Mechanisms of vasodilatation in pregnancy: studies of the role of prostaglandins and nitric-oxide in changes of vascular reactivity in the in situ blood perfused mesentery of pregnant rats.

1. To examine the possible mechanisms of the vasodilatation and blunted pressor responses in late pregnancy, we have studied vascular reactivity of the in situ blood perfused mesenteric resistance vessels of 18-20 day pregnant Wistar-Kyoto rats (WKY). 2. Intra-arterial mean blood pressure (MBP) was lower in pregnant rats than in nonpregnant controls. There was no significant difference in basal mesenteric perfusion pressure (BPP) between groups. 3. Vascular reactivity to electrical stimulation (ES) or intra-arterial noradrenaline (NA), angiotensin II (AII) and arginine vasopressin (AVP) was decreased in the preparations from pregnant rats compared to that from nonpregnant controls. Noradrenaline spillover into mesenteric venous blood following ES was similar in pregnant and nonpregnant animals. 4. Indomethacin (5 mg kg-1, i.v.), an inhibitor of cyclo-oxygenase, induced significant increases in reactivity to ES in both pregnant and nonpregnant groups while potentiating the responses to NA and AII in nonpregnant animals only and having no effect on AVP-induced contractions in the preparations from either pregnant or nonpregnant animals. 5. NG-nitro-L-arginine (L-NOARG) (5 mg kg-1, i.v.), an inhibitor of nitric-oxide synthase, increased MBP and BPP in both pregnant and nonpregnant animals, but the difference in MBP between groups was still evident. 6. L-NOARG enhanced mesenteric vascular responses to ES, NA and AII in both pregnant and nonpregnant groups.

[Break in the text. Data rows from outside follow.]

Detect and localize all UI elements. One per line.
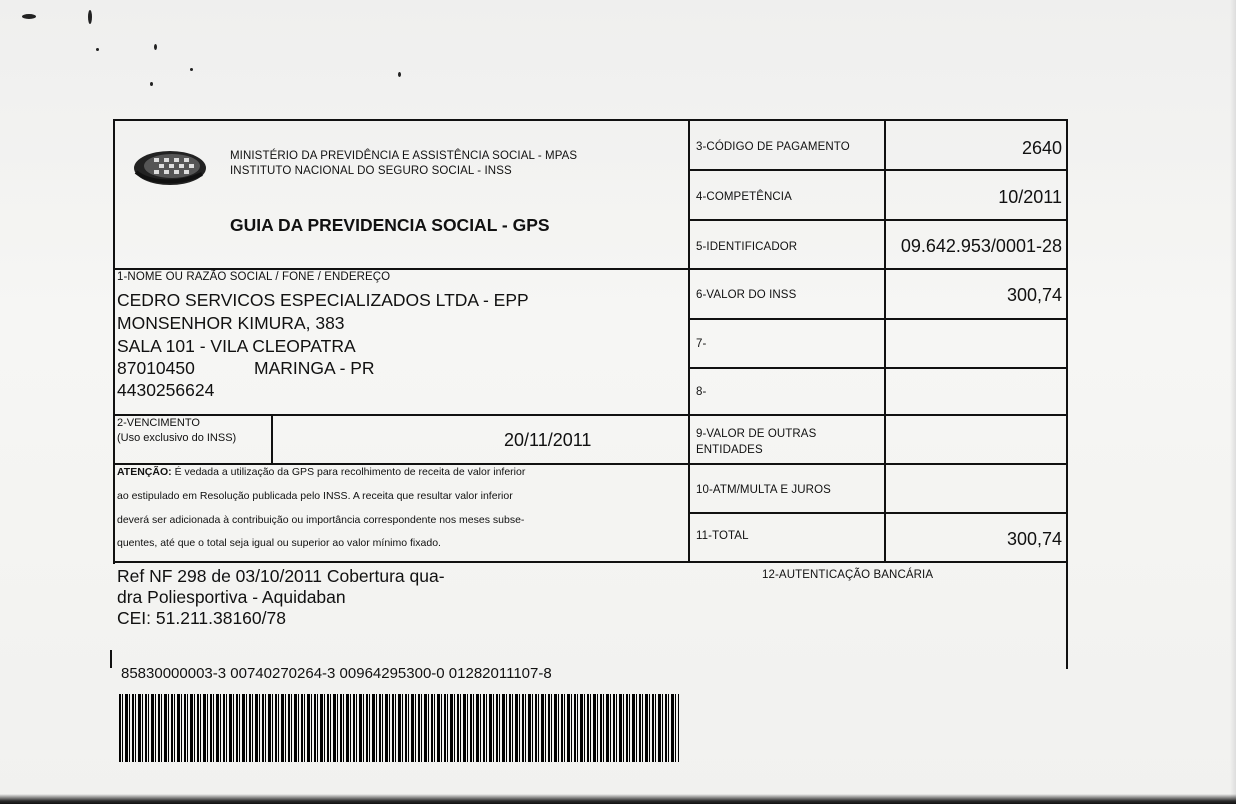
valor-inss-value: 300,74 <box>1006 285 1062 305</box>
form-title: GUIA DA PREVIDENCIA SOCIAL - GPS <box>230 215 550 235</box>
barcode <box>119 694 679 762</box>
contribuinte-city: MARINGA - PR <box>254 358 375 378</box>
total-value: 300,74 <box>1006 529 1062 549</box>
contribuinte-cep: 87010450 <box>117 358 195 378</box>
inss-logo-icon <box>132 148 208 188</box>
identificador-label: 5-IDENTIFICADOR <box>696 241 798 253</box>
codigo-label: 3-CÓDIGO DE PAGAMENTO <box>696 141 850 153</box>
total-label: 11-TOTAL <box>696 530 749 542</box>
contribuinte-name: CEDRO SERVICOS ESPECIALIZADOS LTDA - EPP <box>117 290 529 310</box>
scan-speck <box>154 44 157 50</box>
atencao-line-1 <box>117 466 525 478</box>
identificador-value: 09.642.953/0001-28 <box>900 236 1062 256</box>
autenticacao-label: 12-AUTENTICAÇÃO BANCÁRIA <box>762 569 934 581</box>
institute-name: INSTITUTO NACIONAL DO SEGURO SOCIAL - INSS <box>230 165 512 177</box>
ministry-name: MINISTÉRIO DA PREVIDÊNCIA E ASSISTÊNCIA SOCIAL - MPAS <box>230 150 578 162</box>
vencimento-label: 2-VENCIMENTO <box>117 417 200 429</box>
vencimento-sublabel: (Uso exclusivo do INSS) <box>117 432 237 444</box>
scan-speck <box>88 10 92 24</box>
scan-shadow <box>0 794 1236 804</box>
atencao-line-4: quentes, até que o total seja igual ou superior ao valor mínimo fixado. <box>117 537 441 549</box>
contribuinte-label: 1-NOME OU RAZÃO SOCIAL / FONE / ENDEREÇO <box>117 271 391 283</box>
atencao-text-1: É vedada a utilização da GPS para recolhimento de receita de valor inferior <box>174 466 526 478</box>
paper-edge <box>1230 0 1236 804</box>
vencimento-value: 20/11/2011 <box>504 430 592 450</box>
observacao-line-3: CEI: 51.211.38160/78 <box>117 608 286 628</box>
field-8-label: 8- <box>696 386 707 398</box>
valor-inss-label: 6-VALOR DO INSS <box>696 289 797 301</box>
observacao-line-1: Ref NF 298 de 03/10/2011 Cobertura qua- <box>117 566 445 586</box>
competencia-label: 4-COMPETÊNCIA <box>696 191 792 203</box>
contribuinte-address-2: SALA 101 - VILA CLEOPATRA <box>117 336 356 356</box>
scan-speck <box>398 72 401 77</box>
atm-multa-label: 10-ATM/MULTA E JUROS <box>696 484 831 496</box>
barcode-digits: 85830000003-3 00740270264-3 00964295300-0 01282011107-8 <box>121 665 552 682</box>
competencia-value: 10/2011 <box>998 187 1062 207</box>
scan-speck <box>96 48 99 51</box>
atencao-line-3: deverá ser adicionada à contribuição ou importância correspondente nos meses subse- <box>117 514 525 526</box>
observacao-line-2: dra Poliesportiva - Aquidaban <box>117 587 346 607</box>
codigo-value: 2640 <box>1021 138 1062 158</box>
scan-speck <box>22 14 36 19</box>
field-7-label: 7- <box>696 338 707 350</box>
scan-speck <box>190 68 193 71</box>
contribuinte-address-1: MONSENHOR KIMURA, 383 <box>117 313 345 333</box>
outras-entidades-label-2: ENTIDADES <box>696 444 763 456</box>
contribuinte-phone: 4430256624 <box>117 380 215 400</box>
atencao-line-2: ao estipulado em Resolução publicada pelo INSS. A receita que resultar valor inferior <box>117 490 513 502</box>
scan-speck <box>150 82 153 86</box>
outras-entidades-label-1: 9-VALOR DE OUTRAS <box>696 428 817 440</box>
atencao-title: ATENÇÃO: <box>117 466 172 478</box>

Only the difference in NA responses between groups was abolished after pretreatment with L-NOARG. 7. These data show that vasoconstrictor responses to a variety of agonists are decreased in the in situ blood-perfused mesenteric resistance vessels of pregnant rats. Increase in endothelial-dependent nitric oxide generation could contribute to the vasodilatation seen in pregnancy but other mechanisms might also be involved. Cyclo-oxygenase products are not responsible for any decreased contractile responses in this preparation.